Individuals with a phobia may experience the following signs and symptoms:
- Irrational or excessive worry about encountering the feared object or situation
- Take extreme measures to avoid the feared object or situation
- Experience immediate intense anxiety upon encountering the feared object or situation
- Endure unavoidable objects and situations with intense anxiety
Phobias could be specific (sometimes called simple phobias) such as fear of flying, heights, closed spaces, needles and sight of blood.
- Social anxiety disorder
Social anxiety disorder (previously called social phobia) presents as a general intense fear of, or anxiety toward, social or performance situations. Individuals with social anxiety worry that actions or behaviors will be negatively judged by others, leading to embarrassment. This worry often causes people with social anxiety to avoid social situations. Social anxiety disorder can manifest in a range of situations, such as within the workplace or the school environment.
Separation anxiety disorder: Separation anxiety is usually associated with children however, adults can also be diagnosed with separation anxiety disorder. People who have separation anxiety disorder have fears about parting with people to whom they are close. Such people try to avoid being separated from their attachment figures and to avoid being alone.
Research says that both genetic and environmental factors may increase the risk of developing an anxiety disorder. Although the risk factors for each type of anxiety disorder can vary, some general risk factors for all types of anxiety disorders include:
- Temperamental traits of shyness or behavioral inhibition in childhood
- Exposure to stressful and negative life or environmental events in early childhood or adulthood
- A history of anxiety or other mental illnesses in biological relatives
Some physical health conditions, such as thyroid problems or heart arrhythmias, or caffeine or other substances/medications, can produce or aggravate anxiety symptoms; a physical health examination is helpful in the evaluation of a possible anxiety disorder.
How do you treat anxiety disorders?
Anxiety disorders are generally treated with psychotherapy, medication, or both. There are many ways to treat anxiety and people should work with their doctor to choose the treatment that is best for them.

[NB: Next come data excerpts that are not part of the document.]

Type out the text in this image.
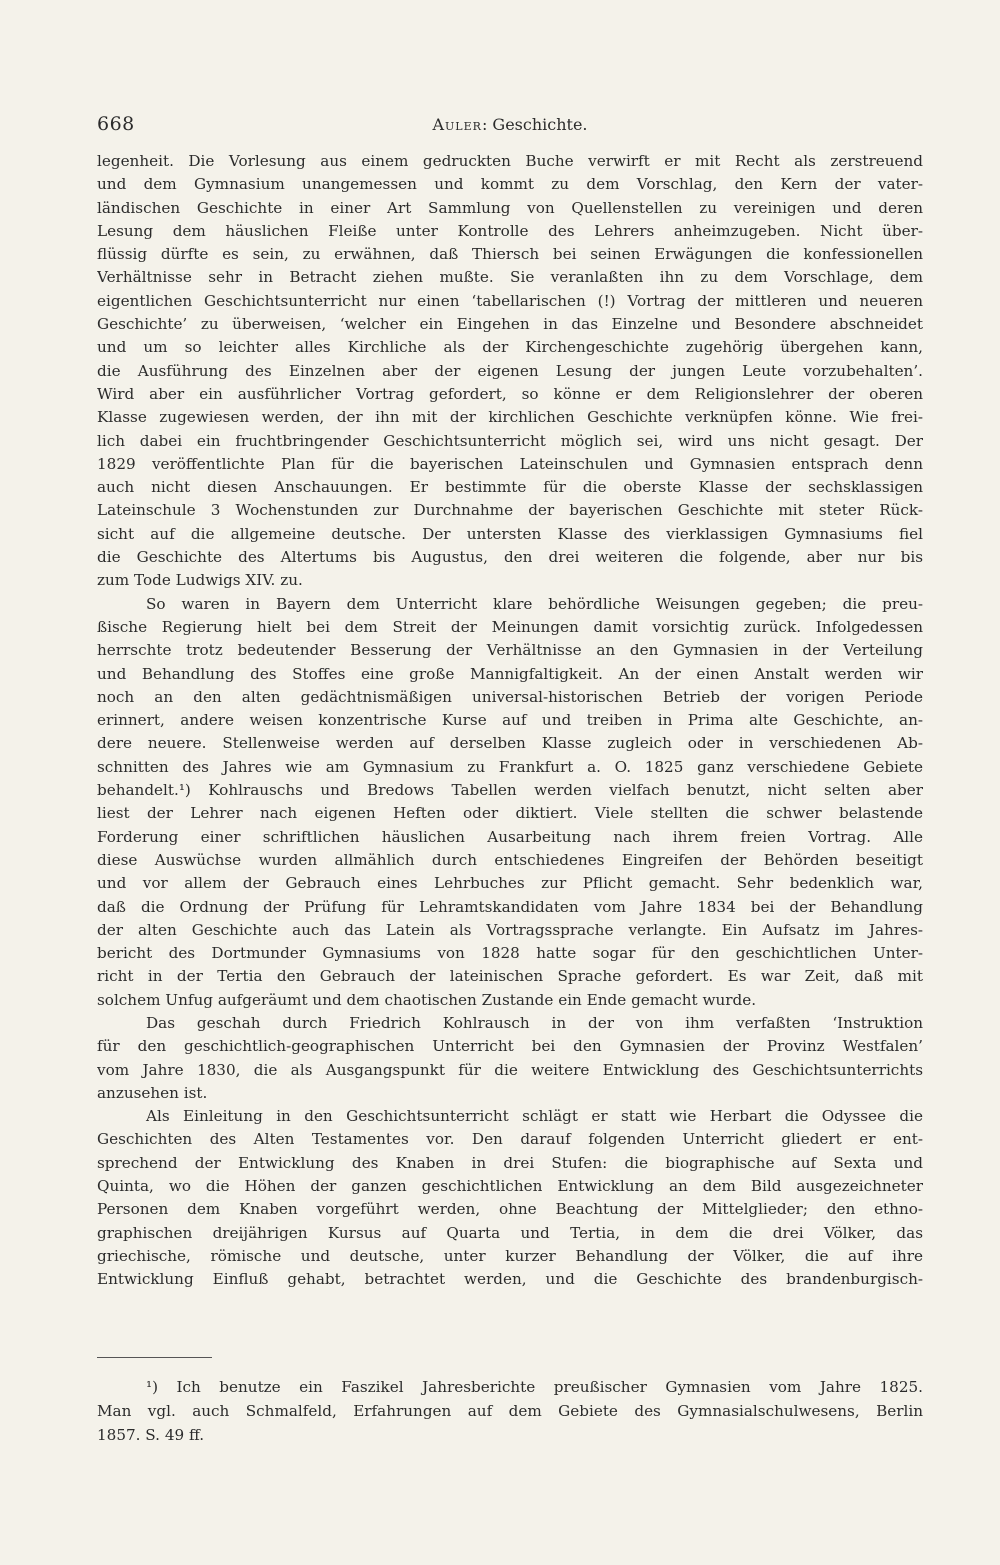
668	Auler: Geschichte.
legenheit. Die Vorlesung aus einem gedruckten Buche verwirft er mit Recht als zerstreuend
und dem Gymnasium unangemessen und kommt zu dem Vorschlag, den Kern der vater-
ländischen Geschichte in einer Art Sammlung von Quellenstellen zu vereinigen und deren
Lesung dem häuslichen Fleiße unter Kontrolle des Lehrers anheimzugeben. Nicht über-
flüssig dürfte es sein, zu erwähnen, daß Thiersch bei seinen Erwägungen die konfessionellen
Verhältnisse sehr in Betracht ziehen mußte. Sie veranlaßten ihn zu dem Vorschlage, dem
eigentlichen Geschichtsunterricht nur einen ‘tabellarischen (!) Vortrag der mittleren und neueren
Geschichte’ zu überweisen, ‘welcher ein Eingehen in das Einzelne und Besondere abschneidet
und um so leichter alles Kirchliche als der Kirchengeschichte zugehörig übergehen kann,
die Ausführung des Einzelnen aber der eigenen Lesung der jungen Leute vorzubehalten’.
Wird aber ein ausführlicher Vortrag gefordert, so könne er dem Religionslehrer der oberen
Klasse zugewiesen werden, der ihn mit der kirchlichen Geschichte verknüpfen könne. Wie frei-
lich dabei ein fruchtbringender Geschichtsunterricht möglich sei, wird uns nicht gesagt. Der
1829 veröffentlichte Plan für die bayerischen Lateinschulen und Gymnasien entsprach denn
auch nicht diesen Anschauungen. Er bestimmte für die oberste Klasse der sechsklassigen
Lateinschule 3 Wochenstunden zur Durchnahme der bayerischen Geschichte mit steter Rück-
sicht auf die allgemeine deutsche. Der untersten Klasse des vierklassigen Gymnasiums fiel
die Geschichte des Altertums bis Augustus, den drei weiteren die folgende, aber nur bis
zum Tode Ludwigs XIV. zu.
So waren in Bayern dem Unterricht klare behördliche Weisungen gegeben; die preu-
ßische Regierung hielt bei dem Streit der Meinungen damit vorsichtig zurück. Infolgedessen
herrschte trotz bedeutender Besserung der Verhältnisse an den Gymnasien in der Verteilung
und Behandlung des Stoffes eine große Mannigfaltigkeit. An der einen Anstalt werden wir
noch an den alten gedächtnismäßigen universal-historischen Betrieb der vorigen Periode
erinnert, andere weisen konzentrische Kurse auf und treiben in Prima alte Geschichte, an-
dere neuere. Stellenweise werden auf derselben Klasse zugleich oder in verschiedenen Ab-
schnitten des Jahres wie am Gymnasium zu Frankfurt a. O. 1825 ganz verschiedene Gebiete
behandelt.¹) Kohlrauschs und Bredows Tabellen werden vielfach benutzt, nicht selten aber
liest der Lehrer nach eigenen Heften oder diktiert. Viele stellten die schwer belastende
Forderung einer schriftlichen häuslichen Ausarbeitung nach ihrem freien Vortrag. Alle
diese Auswüchse wurden allmählich durch entschiedenes Eingreifen der Behörden beseitigt
und vor allem der Gebrauch eines Lehrbuches zur Pflicht gemacht. Sehr bedenklich war,
daß die Ordnung der Prüfung für Lehramtskandidaten vom Jahre 1834 bei der Behandlung
der alten Geschichte auch das Latein als Vortragssprache verlangte. Ein Aufsatz im Jahres-
bericht des Dortmunder Gymnasiums von 1828 hatte sogar für den geschichtlichen Unter-
richt in der Tertia den Gebrauch der lateinischen Sprache gefordert. Es war Zeit, daß mit
solchem Unfug aufgeräumt und dem chaotischen Zustande ein Ende gemacht wurde.
Das geschah durch Friedrich Kohlrausch in der von ihm verfaßten ‘Instruktion
für den geschichtlich-geographischen Unterricht bei den Gymnasien der Provinz Westfalen’
vom Jahre 1830, die als Ausgangspunkt für die weitere Entwicklung des Geschichtsunterrichts
anzusehen ist.
Als Einleitung in den Geschichtsunterricht schlägt er statt wie Herbart die Odyssee die
Geschichten des Alten Testamentes vor. Den darauf folgenden Unterricht gliedert er ent-
sprechend der Entwicklung des Knaben in drei Stufen: die biographische auf Sexta und
Quinta, wo die Höhen der ganzen geschichtlichen Entwicklung an dem Bild ausgezeichneter
Personen dem Knaben vorgeführt werden, ohne Beachtung der Mittelglieder; den ethno-
graphischen dreijährigen Kursus auf Quarta und Tertia, in dem die drei Völker, das
griechische, römische und deutsche, unter kurzer Behandlung der Völker, die auf ihre
Entwicklung Einfluß gehabt, betrachtet werden, und die Geschichte des brandenburgisch-
¹) Ich benutze ein Faszikel Jahresberichte preußischer Gymnasien vom Jahre 1825.
Man vgl. auch Schmalfeld, Erfahrungen auf dem Gebiete des Gymnasialschulwesens, Berlin
1857. S. 49 ff.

If you’re looking for a professional and qualified doctor to work out a treatment plan for yourself you can find doctors online who can help you.

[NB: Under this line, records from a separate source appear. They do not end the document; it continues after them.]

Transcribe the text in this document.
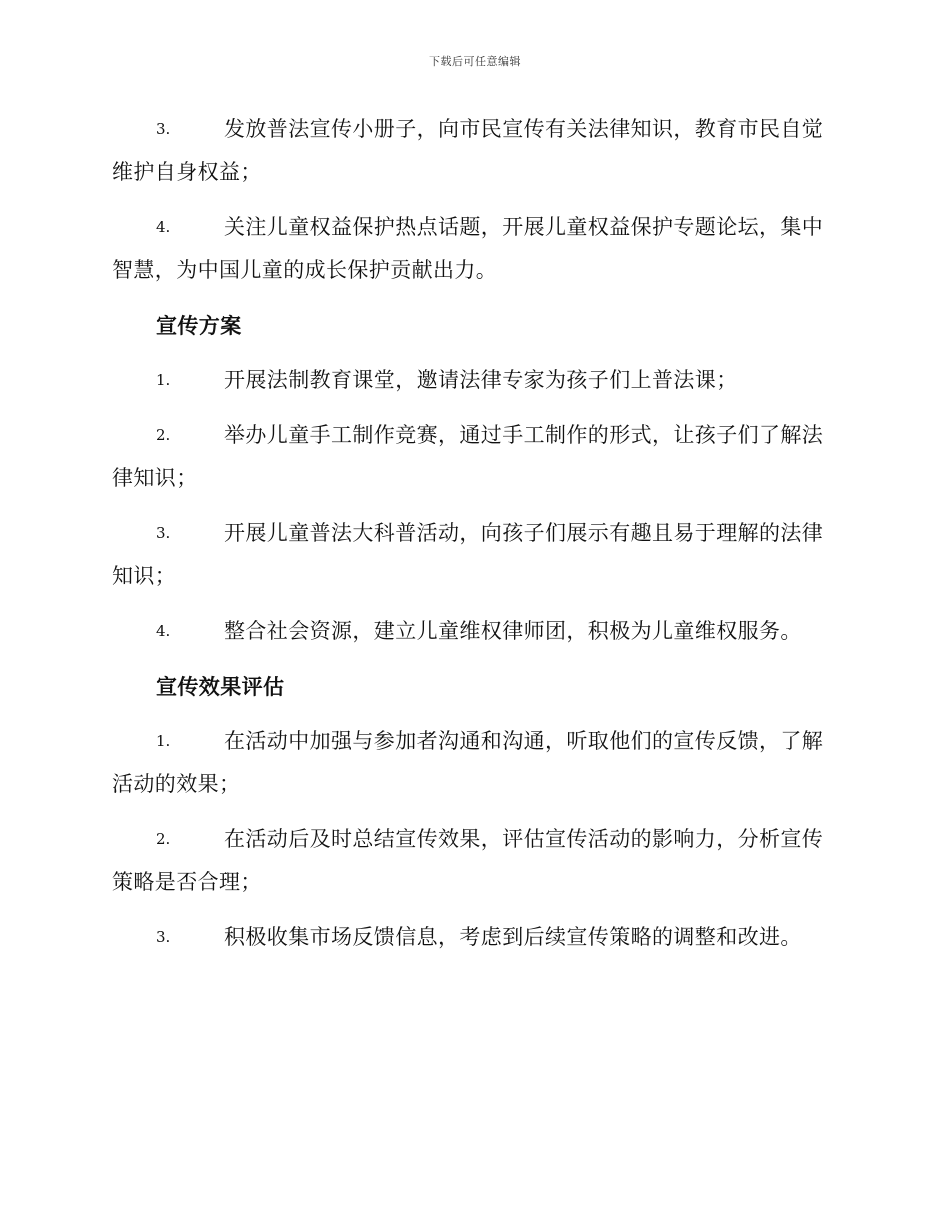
下载后可任意编辑

3.	发放普法宣传小册子，向市民宣传有关法律知识，教育市民自觉维护自身权益；

4.	关注儿童权益保护热点话题，开展儿童权益保护专题论坛，集中智慧，为中国儿童的成长保护贡献出力。

宣传方案

1.	开展法制教育课堂，邀请法律专家为孩子们上普法课；

2.	举办儿童手工制作竞赛，通过手工制作的形式，让孩子们了解法律知识；

3.	开展儿童普法大科普活动，向孩子们展示有趣且易于理解的法律知识；

4.	整合社会资源，建立儿童维权律师团，积极为儿童维权服务。

宣传效果评估

1.	在活动中加强与参加者沟通和沟通，听取他们的宣传反馈，了解活动的效果；

2.	在活动后及时总结宣传效果，评估宣传活动的影响力，分析宣传策略是否合理；

3.	积极收集市场反馈信息，考虑到后续宣传策略的调整和改进。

Psychotherapy or “talk therapy” can help people with anxiety disorders. To be effective, psychotherapy must be directed at the person’s specific anxieties and tailored to his or her needs.

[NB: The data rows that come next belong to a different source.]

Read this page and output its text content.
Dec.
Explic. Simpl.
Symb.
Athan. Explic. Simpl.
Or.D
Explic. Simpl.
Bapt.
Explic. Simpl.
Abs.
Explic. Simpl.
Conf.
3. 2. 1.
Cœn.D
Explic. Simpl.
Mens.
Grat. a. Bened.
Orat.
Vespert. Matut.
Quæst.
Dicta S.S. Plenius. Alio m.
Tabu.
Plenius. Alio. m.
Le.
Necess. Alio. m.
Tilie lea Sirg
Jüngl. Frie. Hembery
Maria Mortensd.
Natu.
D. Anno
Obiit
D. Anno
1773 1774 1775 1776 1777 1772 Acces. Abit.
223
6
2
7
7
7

- Cognitive Behavioral Therapy
Cognitive Behavioral Therapy (CBT) is type of psychotherapy that can help people with anxiety disorders. It teaches people how to change their way of thinking, behaving, and reacting to certain objects and situations that might trigger their anxiety. CBT can also help people learn and practice social skills, which is vital for treating social anxiety disorder.
Medication can help relieve symptoms. Medication for anxiety is prescribed by doctors, such as a psychiatrist or primary care provider. Sometimes psychologists who have received specialized training to prescribe psychiatric medications can give prescriptions as well. Some medicines that may be prescribed are:
- Anti-Anxiety Medications
You and your doctor should discuss:
- How well medications are working or might work to improve your symptoms
- Benefits and side effects of each medication
- Risk for serious side effects based on your medical history
- Required lifestyle changes
- Costs of each medication
Other alternative therapies, medications, vitamins, and supplements can be tested too but consult with your doctor before you try anything as it may affect your treatment.